Member of Maharashtra Legislative Assembly
- In office October 2014 – October 2019
- Preceded by: Prakash Bhoir
- Succeeded by: Vishwanath Bhoir
- Constituency: Kalyan West

Personal details
- Born: 27 August 1969 (age 56) Kalyan, Maharashtra, India^{[citation needed]}
- Party: Bharatiya Janata Party
- Spouse: Hema Pawar
- Children: Himanshu Pawar (son) Paritosh Pawar (son)
- Education: Diploma in Civil Engineering
- Occupation: Politician, Construction Business
- Website: mahabjp.org

= Narendra Pawar =

Indian politician (born 1969)

Narendra Pawar (born 27 August 1969) is a politician from the Bharatiya Janata Party. Pawar was elected to the Maharashtra Legislative Assembly from the Kalyan West (Vidhan Sabha constituency) in 2014. He is a first term member of the Maharashtra Legislative Assembly.
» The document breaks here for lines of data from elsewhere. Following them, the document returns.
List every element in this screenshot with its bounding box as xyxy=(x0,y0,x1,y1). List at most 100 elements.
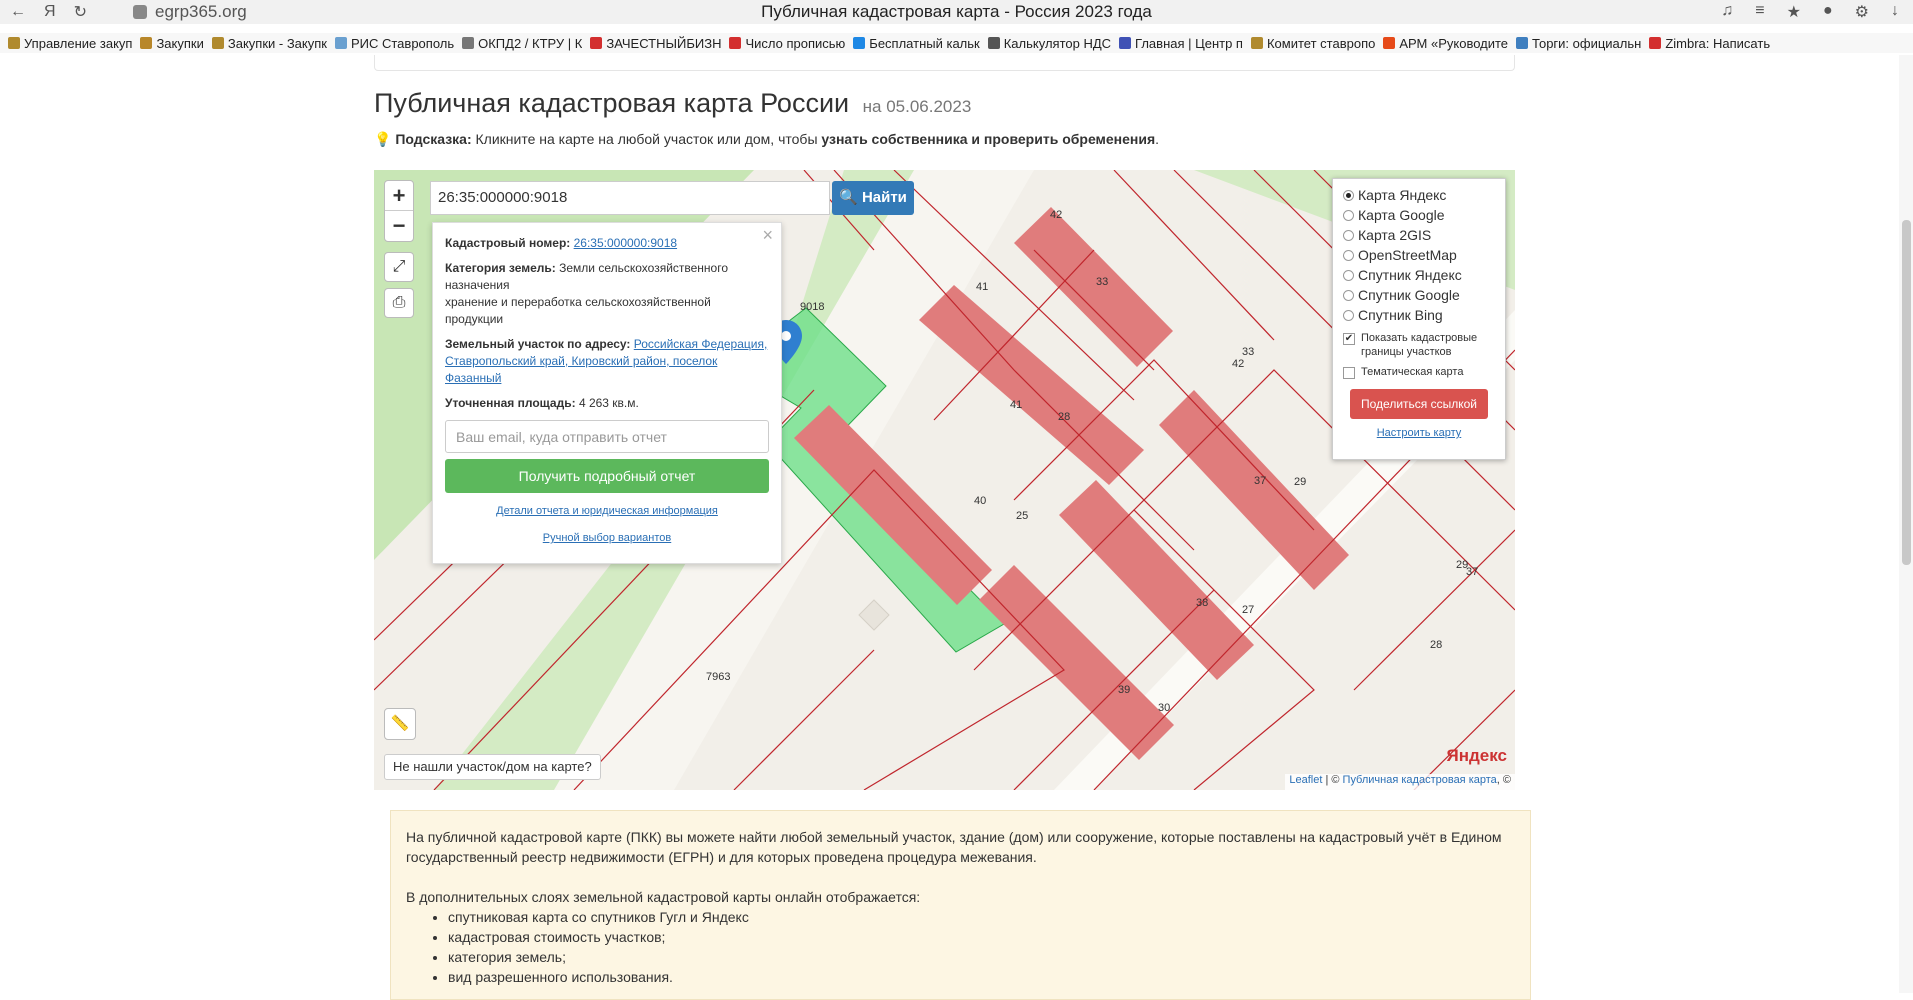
n-icon xyxy=(729,37,742,49)
cad-number-link[interactable]: 26:35:000000:9018 xyxy=(574,236,677,250)
cloud-icon xyxy=(334,37,347,49)
label-39: 39 xyxy=(1118,684,1130,696)
bookmark-item[interactable]: Закупки xyxy=(140,35,204,51)
bookmark-item[interactable]: ЗАЧЕСТНЫЙБИЗН xyxy=(590,36,721,51)
thematic-checkbox[interactable]: Тематическая карта xyxy=(1343,365,1495,379)
reader-icon[interactable]: ≡ xyxy=(1755,2,1764,22)
bookmark-item[interactable]: Торги: официальн xyxy=(1516,36,1641,51)
details-link[interactable]: Детали отчета и юридическая информация xyxy=(496,505,718,517)
bookmark-item[interactable]: ОКПД2 / КТРУ | К xyxy=(462,36,582,51)
info-list-item: кадастровая стоимость участков; xyxy=(448,927,1515,947)
layer-option[interactable]: Карта 2GIS xyxy=(1343,225,1495,245)
bookmark-label: Калькулятор НДС xyxy=(1003,35,1112,51)
pkk-link[interactable]: Публичная кадастровая карта xyxy=(1343,774,1497,786)
bookmark-label: АРМ «Руководите xyxy=(1399,35,1509,51)
bookmark-label: Управление закуп xyxy=(24,35,133,51)
map-feature xyxy=(858,599,890,631)
find-button[interactable]: 🔍 Найти xyxy=(832,181,914,215)
bookmark-icon[interactable]: ★ xyxy=(1787,2,1801,22)
radio-icon[interactable] xyxy=(1343,229,1354,241)
parcel-popup: × Кадастровый номер: 26:35:000000:9018 К… xyxy=(432,222,782,564)
bookmark-item[interactable]: Zimbra: Написать xyxy=(1649,36,1770,51)
bookmark-label: Zimbra: Написать xyxy=(1665,35,1771,51)
layer-option-label: Спутник Google xyxy=(1358,287,1460,303)
checkbox-icon[interactable] xyxy=(1343,367,1355,379)
za-icon xyxy=(590,37,603,49)
layer-option[interactable]: Карта Яндекс xyxy=(1343,185,1495,205)
radio-icon[interactable] xyxy=(1343,289,1354,301)
layer-option-label: Спутник Bing xyxy=(1358,307,1443,323)
info-list: спутниковая карта со спутников Гугл и Ян… xyxy=(448,907,1515,987)
cadastral-map[interactable]: 9018 41 42 33 33 42 41 28 40 25 37 29 29… xyxy=(374,170,1515,790)
hint-text: Кликните на карте на любой участок или д… xyxy=(475,131,818,147)
bookmark-item[interactable]: Комитет ставропо xyxy=(1250,35,1376,51)
layer-option[interactable]: Спутник Google xyxy=(1343,285,1495,305)
layer-option-label: Карта Яндекс xyxy=(1358,187,1447,203)
info-paragraph-2: В дополнительных слоях земельной кадастр… xyxy=(406,889,921,905)
radio-icon[interactable] xyxy=(1343,269,1354,281)
ruler-icon[interactable]: 📏 xyxy=(384,708,416,740)
bookmark-label: Закупки xyxy=(156,35,204,51)
radio-icon[interactable] xyxy=(1343,209,1354,221)
bookmark-item[interactable]: АРМ «Руководите xyxy=(1383,36,1508,51)
layer-option[interactable]: Карта Google xyxy=(1343,205,1495,225)
configure-map-link[interactable]: Настроить карту xyxy=(1377,427,1462,439)
bookmark-item[interactable]: Бесплатный кальк xyxy=(853,36,980,51)
layer-option[interactable]: OpenStreetMap xyxy=(1343,245,1495,265)
building-33[interactable] xyxy=(1014,207,1173,367)
scrollbar-thumb[interactable] xyxy=(1902,220,1911,565)
browser-toolbar: ← Я ↻ egrp365.org Публичная кадастровая … xyxy=(0,0,1913,24)
bookmark-item[interactable]: Закупки - Закупк xyxy=(211,36,327,51)
layer-option[interactable]: Спутник Яндекс xyxy=(1343,265,1495,285)
building-29[interactable] xyxy=(1159,390,1349,590)
label-41b: 41 xyxy=(1010,399,1022,411)
settings-icon[interactable]: ⚙ xyxy=(1855,2,1869,22)
print-icon[interactable]: ⎙ xyxy=(384,288,414,318)
manual-select-link[interactable]: Ручной выбор вариантов xyxy=(543,532,671,544)
bookmarks-bar: Управление закуп Закупки Закупки - Закупк Р… xyxy=(0,33,1913,53)
fullscreen-icon[interactable]: ⤢ xyxy=(384,252,414,282)
close-icon[interactable]: × xyxy=(762,226,773,244)
layer-option-label: Спутник Яндекс xyxy=(1358,267,1462,283)
area-label: Уточненная площадь: xyxy=(445,396,576,410)
zimbra-icon xyxy=(1649,37,1662,49)
label-29: 29 xyxy=(1294,476,1306,488)
bookmark-item[interactable]: Калькулятор НДС xyxy=(987,35,1112,51)
bookmark-item[interactable]: Число прописью xyxy=(729,36,845,51)
show-borders-checkbox[interactable]: ✔ Показать кадастровые границы участков xyxy=(1343,331,1495,359)
zoom-in-button[interactable]: + xyxy=(385,181,413,211)
cat-use: хранение и переработка сельскохозяйствен… xyxy=(445,295,711,326)
checkbox-checked-icon[interactable]: ✔ xyxy=(1343,333,1355,345)
emblem-icon xyxy=(211,37,224,49)
get-report-button[interactable]: Получить подробный отчет xyxy=(445,459,769,493)
email-field[interactable]: Ваш email, куда отправить отчет xyxy=(445,420,769,453)
download-icon[interactable]: ↓ xyxy=(1891,2,1899,22)
bookmark-item[interactable]: РИС Ставрополь xyxy=(334,35,455,51)
label-28: 28 xyxy=(1058,411,1070,423)
emblem-icon xyxy=(1250,37,1263,49)
bookmark-label: Комитет ставропо xyxy=(1266,35,1376,51)
leaflet-link[interactable]: Leaflet xyxy=(1289,774,1322,786)
not-found-button[interactable]: Не нашли участок/дом на карте? xyxy=(384,754,601,780)
scrollbar[interactable] xyxy=(1899,55,1913,993)
extension-icon[interactable]: ● xyxy=(1823,2,1833,22)
cadastral-search-input[interactable]: 26:35:000000:9018 xyxy=(430,181,830,215)
layer-option[interactable]: Спутник Bing xyxy=(1343,305,1495,325)
bookmark-label: РИС Ставрополь xyxy=(350,35,455,51)
bookmark-item[interactable]: Главная | Центр п xyxy=(1119,36,1243,51)
zoom-out-button[interactable]: − xyxy=(385,211,413,241)
info-paragraph-1: На публичной кадастровой карте (ПКК) вы … xyxy=(406,829,1502,865)
info-list-item: вид разрешенного использования. xyxy=(448,967,1515,987)
globe-icon xyxy=(1383,37,1396,49)
radio-icon[interactable] xyxy=(1343,189,1354,201)
share-link-button[interactable]: Поделиться ссылкой xyxy=(1350,389,1488,419)
bookmark-label: Торги: официальн xyxy=(1532,35,1642,51)
radio-icon[interactable] xyxy=(1343,309,1354,321)
label-27: 27 xyxy=(1242,604,1254,616)
headphones-icon[interactable]: ♫ xyxy=(1721,2,1733,22)
cad-label: Кадастровый номер: xyxy=(445,236,571,250)
emblem-icon xyxy=(8,37,20,49)
radio-icon[interactable] xyxy=(1343,249,1354,261)
bookmark-item[interactable]: Управление закуп xyxy=(8,36,132,51)
bookmark-label: Число прописью xyxy=(745,35,846,51)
==Early life and education==
Pawar's father, Baburao Pawar was an employee of Kalyan-Dombivli Municipal Corporation, residing in Kalyan. Since childhood, Pawar has been a member of Rashtriya Swayamsevak Sangh. Pawar completed his Diploma in Civil Engineering. During his student years, he was active member of RSS inspired Akhil Bharatiya Vidyarthi Parishad. He worked for seven years as a full-time worker for the Akhil Bharatiya Vidyarthi Parishad between 1993 and 2000.

==Political career==
In 2005 he was elected as a corporator in Kalyan-Dombivli Municipal Corporation.Then he served as Deputy Mayor of Kalyan-Dombivli Municipal Corporation for period 2008 – 2010.

==Positions==

===ABVP===
- General Secretary – Maharashtra.

=== Within BJP===
- Secretary Kalyan (W)
- President Kalyan (W), 2003
- Prabhari of Bharatiya Janata Yuva Morcha, Maharashtra
- President Kalyan District 2013 – 2015
- Secretary Maharashtra 2015 – present
- In charge of Bhiwandi (Lok Sabha constituency) – 2019

===Municipal Corporation===
- 2005 – 2008: Corporator Kalyan-Dombivli Municipal Corporation
- 2008 – 2010: Dy. Mayor Kalyan-Dombivli Municipal Corporation

===Legislative===
- 2014 – 2019: Member of Maharashtra Legislative Assembly.
Pawar lost his seat in the 2019 assembly election. Since he was denied candidacy by the BJP, he stood as a rebel independent candidate but lost the election to the Shivsena candidate.

===Other Positions===
- Director of Jankalyan Sahkari Bank
- President of Jan Nidhi Bank
- President Kalyan Vikas Pratishthan
- Member of Ram Mandir Trust
- Member of Paryavaran Manch.

== Achievements, Contribution & Initiatives==
- Planned approximately 60,000 number of trees, in & around Kalyan city.
- Successful implementation of 'Jalyukt Shivar Abhiyan' in 6 villages of Jalna, Maharashtra.
- Spreading awareness & implementing Central as well as State Government Policies / Schemes, so that people will get maximum benefit out of it, like Mudra, CM Relief Fund etc.
- Knowing the importance of Indian Culture & to sustain the same, taken initiatives in Rangoli Competition in Diwali & Eco friendly Ganapati festival.
- Knowing that, Youth is face of our nation, helping them for enhancing their career by organizing various events / activities.
- Organized Biggest Public marriage function for farmers Children, at Jalna, Maharashtra where 551 couples got married.